On 30 March 1949, Brigadier General Husni al-Za'im led the first military coup in Syria’s modern history, overthrowing President Shukri al-Quwatli's democratically elected government and dissolving parliament. The coup marked a turning point, introducing military intervention as a recurring feature in Syrian politics and reflecting broader dissatisfaction with civilian leadership after the setbacks of the 1948 war.

Al-Za'im's rule was brief. On 14–15 August 1949, Colonel Sami al-Hinnawi led the second military coup, overthrowing al‑Za'im and restoring civilian politicians under the presidency of Hashem al-Atassi before he, in turn, was ousted later that year by Colonel Adib Shishakli in a third coup.
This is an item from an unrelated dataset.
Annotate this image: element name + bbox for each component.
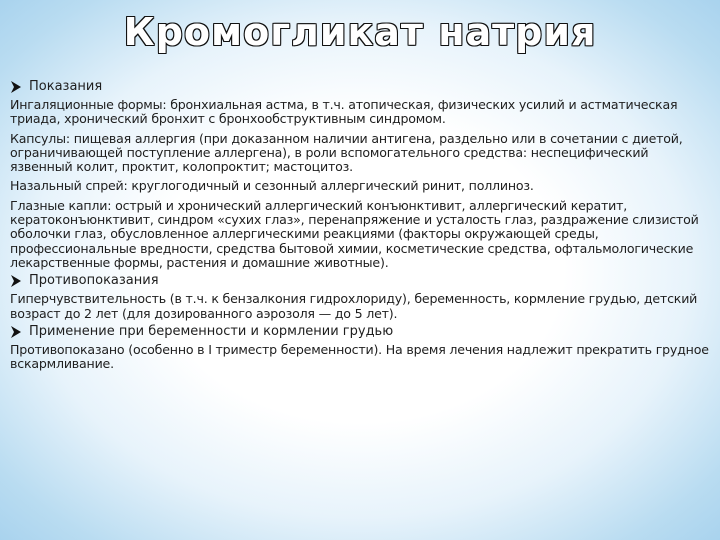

These successive coups illustrated deep divisions within the officer corps and persistent challenges to establishing stable parliamentary governance in the young republic.

Despite recurring instability, a new constitution was drafted and adopted on 5 September 1950, replacing the amended 1930 constitution and inaugurating the Second Syrian Republic. The 1950 Constitution expanded civil liberties and reinforced parliamentary authority, although political turbulence continued in the early 1950s as Syria grappled with military influence and fragile civilian governance.